La cour d'assises spéciale a abordé vendredi l'attentat commis par Amedy Coulibaly à Montrouge, qui a coûté la vie à la policière Clarissa Jean-Philippe. L'un des survivants s'est remémoré ces moments sombres où il s'en est sorti miraculeusement.

Article rédigé par Catherine Fournier
France Télévisions
Publié Mis à jour
Temps de lecture : 5 min
Les magistrats de la cour d'assises spéciale, le 16 septembre 2020, au procès des attentats de janvier 2015.  (BENOIT PEYRUCQ / AFP)

Il fait froid et encore nuit, ce matin du 8 janvier 2015, à Montrouge (Hauts-de-Seine). L'attentat de la veille à Charlie Hebdo est dans toutes les têtes. Un peu avant 8 heures, Laurent J., chef d’équipe au service propreté de la ville, est appelé pour un accident de la circulation, avenue Pierre-Brossolette. Pendant qu'il discute avec ses collègues de la voirie, il sent quelqu'un derrière lui. "La manche gauche d'Amedy Coulibaly me touchait, il était juste là", raconte-t-il devant la cour d'assises spéciale, vendredi 18 septembre, au 13e jour du procès des attentats de janvier 2015.

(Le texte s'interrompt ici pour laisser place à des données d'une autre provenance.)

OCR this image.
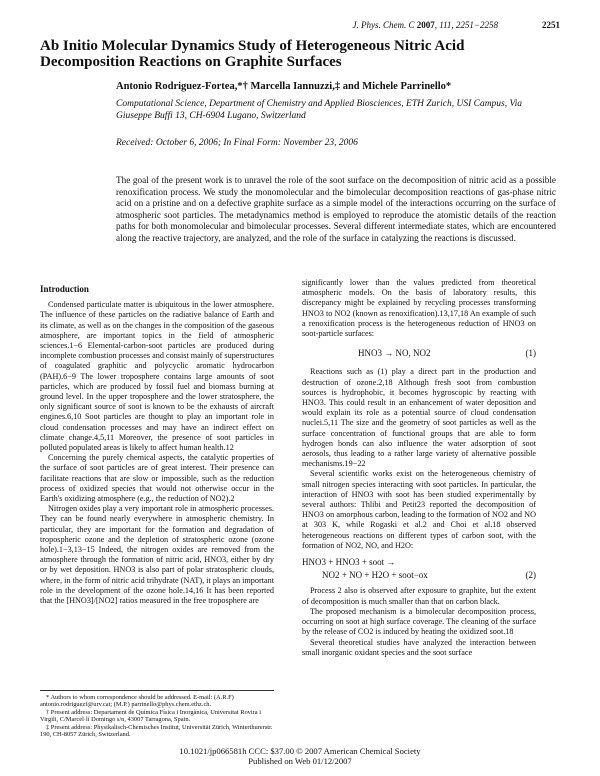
J. Phys. Chem. C 2007, 111, 2251−2258	2251
Ab Initio Molecular Dynamics Study of Heterogeneous Nitric Acid Decomposition Reactions on Graphite Surfaces
Antonio Rodriguez-Fortea,*† Marcella Iannuzzi,‡ and Michele Parrinello*
Computational Science, Department of Chemistry and Applied Biosciences, ETH Zurich, USI Campus, Via Giuseppe Buffi 13, CH-6904 Lugano, Switzerland
Received: October 6, 2006; In Final Form: November 23, 2006

The goal of the present work is to unravel the role of the soot surface on the decomposition of nitric acid as a possible renoxification process. We study the monomolecular and the bimolecular decomposition reactions of gas-phase nitric acid on a pristine and on a defective graphite surface as a simple model of the interactions occurring on the surface of atmospheric soot particles. The metadynamics method is employed to reproduce the atomistic details of the reaction paths for both monomolecular and bimolecular processes. Several different intermediate states, which are encountered along the reactive trajectory, are analyzed, and the role of the surface in catalyzing the reactions is discussed.

Introduction

Condensed particulate matter is ubiquitous in the lower atmosphere. The influence of these particles on the radiative balance of Earth and its climate, as well as on the changes in the composition of the gaseous atmosphere, are important topics in the field of atmospheric sciences.1−6 Elemental-carbon-soot particles are produced during incomplete combustion processes and consist mainly of superstructures of coagulated graphitic and polycyclic aromatic hydrocarbon (PAH).6−9 The lower troposphere contains large amounts of soot particles, which are produced by fossil fuel and biomass burning at ground level. In the upper troposphere and the lower stratosphere, the only significant source of soot is known to be the exhausts of aircraft engines.6,10 Soot particles are thought to play an important role in cloud condensation processes and may have an indirect effect on climate change.4,5,11 Moreover, the presence of soot particles in polluted populated areas is likely to affect human health.12

Concerning the purely chemical aspects, the catalytic properties of the surface of soot particles are of great interest. Their presence can facilitate reactions that are slow or impossible, such as the reduction process of oxidized species that would not otherwise occur in the Earth's oxidizing atmosphere (e.g., the reduction of NO2).2

Nitrogen oxides play a very important role in atmospheric processes. They can be found nearly everywhere in atmospheric chemistry. In particular, they are important for the formation and degradation of tropospheric ozone and the depletion of stratospheric ozone (ozone hole).1−3,13−15 Indeed, the nitrogen oxides are removed from the atmosphere through the formation of nitric acid, HNO3, either by dry or by wet deposition. HNO3 is also part of polar stratospheric clouds, where, in the form of nitric acid trihydrate (NAT), it plays an important role in the development of the ozone hole.14,16 It has been reported that the [HNO3]/[NO2] ratios measured in the free troposphere are

significantly lower than the values predicted from theoretical atmospheric models. On the basis of laboratory results, this discrepancy might be explained by recycling processes transforming HNO3 to NO2 (known as renoxification).13,17,18 An example of such a renoxification process is the heterogeneous reduction of HNO3 on soot-particle surfaces:

HNO3 → NO, NO2	(1)

Reactions such as (1) play a direct part in the production and destruction of ozone.2,18 Although fresh soot from combustion sources is hydrophobic, it becomes hygroscopic by reacting with HNO3. This could result in an enhancement of water deposition and would explain its role as a potential source of cloud condensation nuclei.5,11 The size and the geometry of soot particles as well as the surface concentration of functional groups that are able to form hydrogen bonds can also influence the water adsorption of soot aerosols, thus leading to a rather large variety of alternative possible mechanisms.19−22

Several scientific works exist on the heterogeneous chemistry of small nitrogen species interacting with soot particles. In particular, the interaction of HNO3 with soot has been studied experimentally by several authors: Thlibi and Petit23 reported the decomposition of HNO3 on amorphous carbon, leading to the formation of NO2 and NO at 303 K, while Rogaski et al.2 and Choi et al.18 observed heterogeneous reactions on different types of carbon soot, with the formation of NO2, NO, and H2O:

HNO3 + HNO3 + soot →
NO2 + NO + H2O + soot−ox	(2)

Process 2 also is observed after exposure to graphite, but the extent of decomposition is much smaller than that on carbon black.

The proposed mechanism is a bimolecular decomposition process, occurring on soot at high surface coverage. The cleaning of the surface by the release of CO2 is induced by heating the oxidized soot.18

Several theoretical studies have analyzed the interaction between small inorganic oxidant species and the soot surface

* Authors to whom correspondence should be addressed. E-mail: (A.R.F) antonio.rodriguezf@urv.cat; (M.P.) parrinello@phys.chem.ethz.ch.
† Present address: Departament de Química Física i Inorgànica, Universitat Rovira i Virgili, C/Marcel·lí Domingo s/n, 43007 Tarragona, Spain.
‡ Present address: Physikalisch-Chemisches Institut, Universität Zürich, Winterthurerstr. 190, CH-8057 Zürich, Switzerland.
10.1021/jp066581h CCC: $37.00 © 2007 American Chemical Society
Published on Web 01/12/2007
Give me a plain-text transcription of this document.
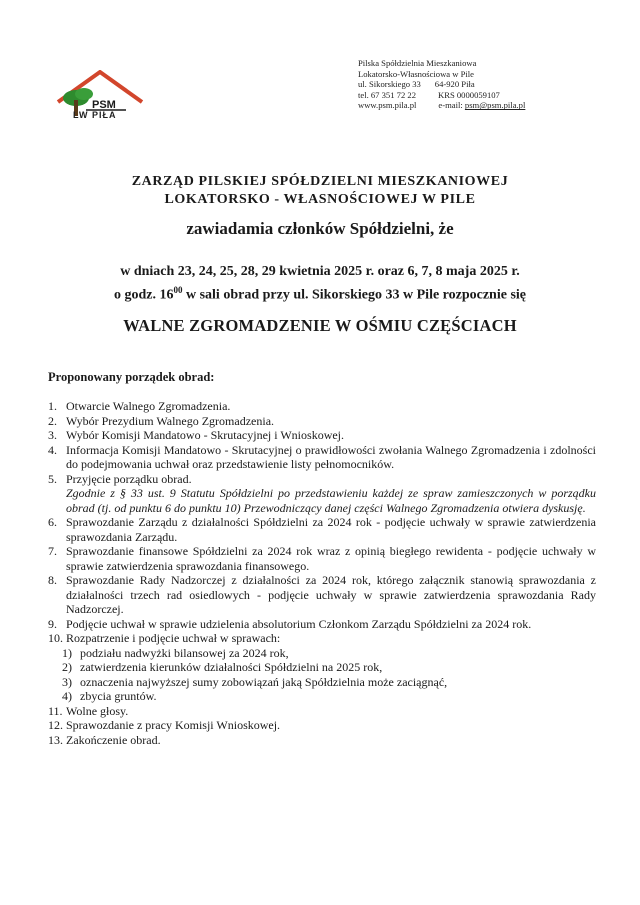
PSM
LW PIŁA
Pilska Spółdzielnia Mieszkaniowa
Lokatorsko-Własnościowa w Pile
ul. Sikorskiego 33 64-920 Piła
tel. 67 351 72 22	KRS 0000059107
www.psm.pila.pl	e-mail: psm@psm.pila.pl
ZARZĄD PILSKIEJ SPÓŁDZIELNI MIESZKANIOWEJ
LOKATORSKO - WŁASNOŚCIOWEJ W PILE
zawiadamia członków Spółdzielni, że
w dniach 23, 24, 25, 28, 29 kwietnia 2025 r. oraz 6, 7, 8 maja 2025 r.
o godz. $16^{00}$ w sali obrad przy ul. Sikorskiego 33 w Pile rozpocznie się
WALNE ZGROMADZENIE W OŚMIU CZĘŚCIACH
Proponowany porządek obrad:
1. Otwarcie Walnego Zgromadzenia.
2. Wybór Prezydium Walnego Zgromadzenia.
3. Wybór Komisji Mandatowo - Skrutacyjnej i Wnioskowej.
4. Informacja Komisji Mandatowo - Skrutacyjnej o prawidłowości zwołania Walnego Zgromadzenia i zdolności do podejmowania uchwał oraz przedstawienie listy pełnomocników.
5. Przyjęcie porządku obrad.
Zgodnie z § 33 ust. 9 Statutu Spółdzielni po przedstawieniu każdej ze spraw zamieszczonych w porządku obrad (tj. od punktu 6 do punktu 10) Przewodniczący danej części Walnego Zgromadzenia otwiera dyskusję.
6. Sprawozdanie Zarządu z działalności Spółdzielni za 2024 rok - podjęcie uchwały w sprawie zatwierdzenia sprawozdania Zarządu.
7. Sprawozdanie finansowe Spółdzielni za 2024 rok wraz z opinią biegłego rewidenta - podjęcie uchwały w sprawie zatwierdzenia sprawozdania finansowego.
8. Sprawozdanie Rady Nadzorczej z działalności za 2024 rok, którego załącznik stanowią sprawozdania z działalności trzech rad osiedlowych - podjęcie uchwały w sprawie zatwierdzenia sprawozdania Rady Nadzorczej.
9. Podjęcie uchwał w sprawie udzielenia absolutorium Członkom Zarządu Spółdzielni za 2024 rok.
10. Rozpatrzenie i podjęcie uchwał w sprawach:
1) podziału nadwyżki bilansowej za 2024 rok,
2) zatwierdzenia kierunków działalności Spółdzielni na 2025 rok,
3) oznaczenia najwyższej sumy zobowiązań jaką Spółdzielnia może zaciągnąć,
4) zbycia gruntów.
11. Wolne głosy.
12. Sprawozdanie z pracy Komisji Wnioskowej.
13. Zakończenie obrad.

Il poursuit d'une traite à la barre, sans hésitation, gestes à l'appui : "Je le vois faire un petit pas en arrière et sortir une arme de guerre. Il a tiré immédiatement. Pour moi, c’était une blague". Puis Laurent J. voit son collègue, Eric U., touché au visage*. Sans réfléchir, "dans un état de haine", il fonce sur le terroriste. "J’ai la main gauche accrochée au canon, la droite sur la crosse, le gars est balaise, je me retrouve à genoux avec la 'kalach' dans ma main, je me dis : 'Si tu lâches, t’es mort'. C’est là qu’il a prononcé une seule phrase : 'Tu veux jouer, tu vas crever'".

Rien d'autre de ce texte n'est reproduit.